An auto brand's marketing campaign may offer a glimpse of their prototype in action through a teaser campaign, or even a very public drive-by along the French Riviera, as Rolls Royce did in 2023. Brand executives used a beguiling cloud of text on the vinyl wrap of its camouflaged Spectre test car, with the words highlighting the brand's history and the mystique surrounding the possible existence of an all-electric Rolls. Also, when a prestige brand like BMW hands our motoring reviewer a prototype clad in a stylish, vinyl wrap couture, you can be sure that they know that we know it is all part of a marketing game.
Loose lips sink ships: the car manufacturing battleground
Such razzamatazz aside, with development budgets for new marques running into millions, if not billions of dollars, no brand wants to be pipped at the post by a lookalike alternative. Along with camouflaging their cars on the front line, brands also deploy cloak-and-dagger strategies like non-disclosure agreements, thoroughly vetting mechanics and designers — even hiring test tracks under false names. Writing at The Autopian, professional car designer Adrian Clarke says "Adding camouflage to disguise a test car is not a life-and-death matter in the same way hiding a tank is, but as a car designer I took the task just as seriously."

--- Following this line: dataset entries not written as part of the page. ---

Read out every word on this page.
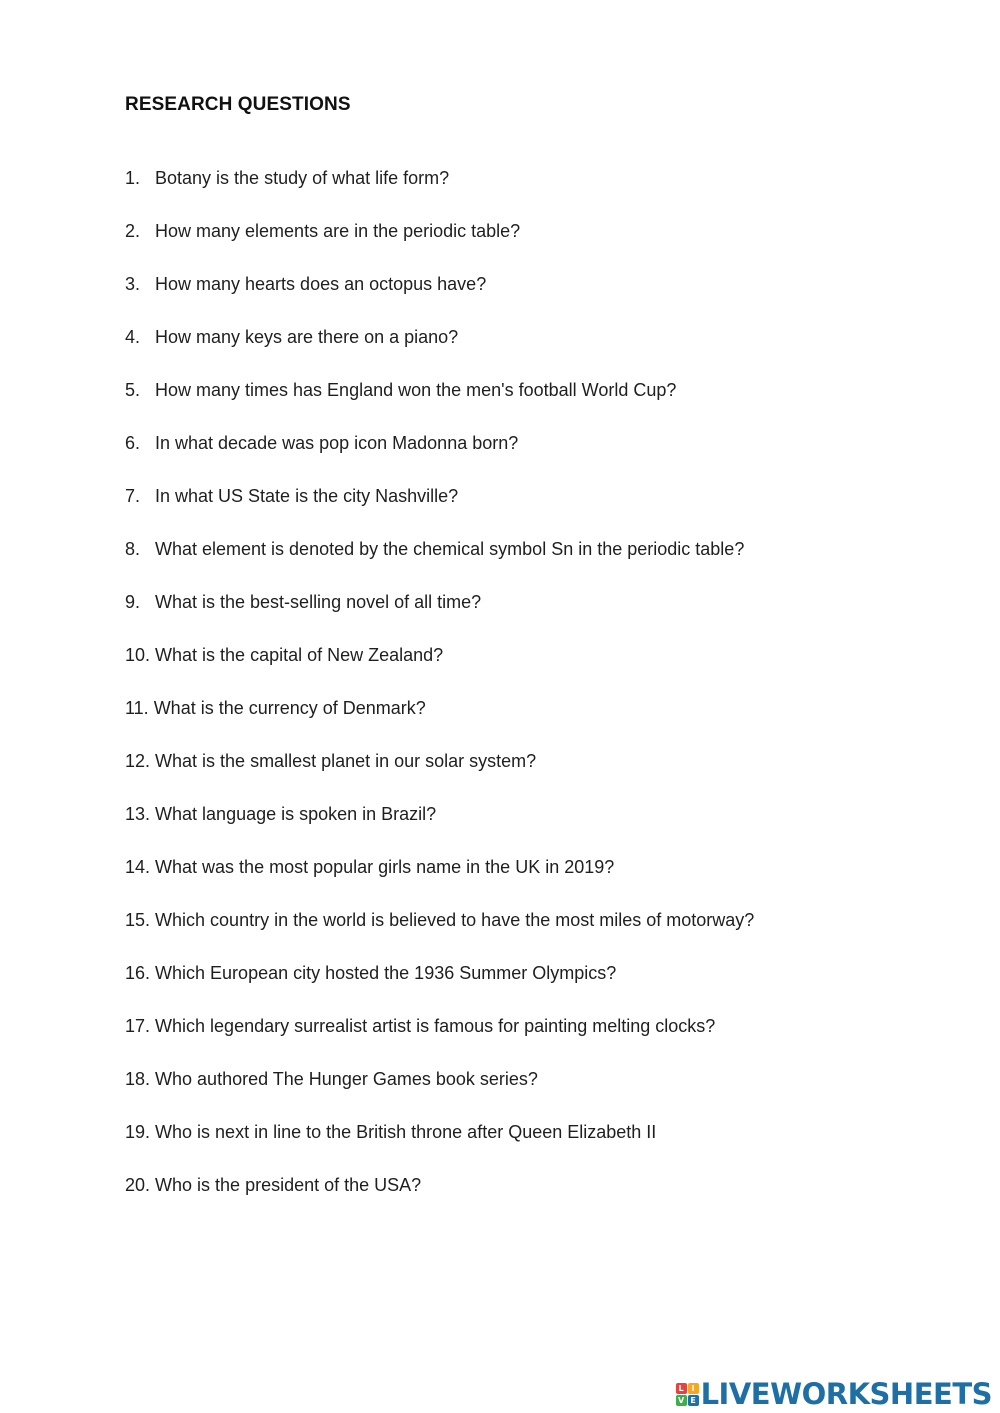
RESEARCH QUESTIONS
1. Botany is the study of what life form?
2. How many elements are in the periodic table?
3. How many hearts does an octopus have?
4. How many keys are there on a piano?
5. How many times has England won the men's football World Cup?
6. In what decade was pop icon Madonna born?
7. In what US State is the city Nashville?
8. What element is denoted by the chemical symbol Sn in the periodic table?
9. What is the best-selling novel of all time?
10. What is the capital of New Zealand?
11. What is the currency of Denmark?
12. What is the smallest planet in our solar system?
13. What language is spoken in Brazil?
14. What was the most popular girls name in the UK in 2019?
15. Which country in the world is believed to have the most miles of motorway?
16. Which European city hosted the 1936 Summer Olympics?
17. Which legendary surrealist artist is famous for painting melting clocks?
18. Who authored The Hunger Games book series?
19. Who is next in line to the British throne after Queen Elizabeth II
20. Who is the president of the USA?
L I
V E LIVEWORKSHEETS
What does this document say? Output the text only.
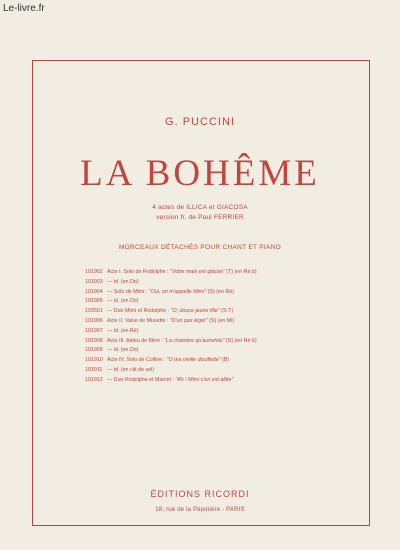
Le-livre.fr
G. PUCCINI
LA BOHÊME
4 actes de ILLICA et GIACOSA
version fr. de Paul FERRIER
MORCEAUX DÉTACHÉS POUR CHANT ET PIANO
101902 Acte I. Solo de Rodolphe : "Votre main est glacée" (T) (en Ré b)
101903 — id. (en Do)
101904 — Solo de Mimi : "Oui, on m'appelle Mimi" (S) (en Ré)
101905 — id. (en Do)
103501 — Duo Mimi et Rodolphe : "O, douce jeune fille" (S-T)
101906 Acte II. Valse de Musette : "D'un pas léger" (S) (en Mi)
101907 — id. (en Ré)
101908 Acte III. Adieu de Mimi : "La chambre qu'autrefois" (S) (en Ré b)
101909 — id. (en Do)
101910 Acte IV. Solo de Colline : "O ma vieille douillette" (B)
101911 — id. (en clé de sol)
101912 — Duo Rodolphe et Marcel : "Ah ! Mimi c'en est allée"
ÉDITIONS RICORDI
18, rue de la Pépinière - PARIS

A spy pic of an unreleased car could earn a photographer up to $10,000 in 2016, but with the ubiquity of phones and drones, the golden age of the car paprazzi may be drawing to a close. As Clarke says, "These days smartphones and the internet have turned watchful enthusiasts into new model paparazzi."
While car camo crackerjacks may not go to the same extremes as the US military, they will nonetheless adopt similar cloaks of invisibility to protect their secrets. A prototype of the GRMN Supra was caught at the Nürburgring in 2024 in a bra and diaper – industry terms for wraps that cover features at the front and rear of a test car – and more recently, the Mustang RTR prototype appeared in a one-off wrap inspired by naval camouflage.
That's a wrap! Surely those patterns fool nobody?
Humans tend to see three-dimensional shapes in two-dimensional images based on pattern recognition and visual clues like light and shade. This is how optical illusions can trick us so effortlessly: our minds fill in the z-axis blanks, seeing contours that may not be there. Illusions created by a vinyl wrap can help disguise a car's belt line and contours — particularly when trying to discern them from a two-dimensional spy picture.
But why bother with such deception? Car makers have their own test tracks, so why let their trade secret on wheels out on public roads? "Because at some point," Clarke explains, "the rubber quite literally has to hit the road." A test track cannot simulate the warts-and-all conditions — particularly the climatic environments — found in the real world. "Prototype cars need to be tested, tweaked, calibrated and generally flogged to death in extreme climate environments that would have sane people booking the next flight back to civilization," Clarke writes.
Camouflaged test cars are spotted everywhere from the -40º testing facility at Arjeplog, 34 miles from the edge of the Arctic Circle in Sweden, to the dry furnaces of Death Valley. The desert territory in southeastern California is in so much demand from carmakers that the park service issues special permits to test drivers going about their grueling work. It seems in the highly specialized and peculiar world of vehicle prototype testing, it is not just a jungle out there.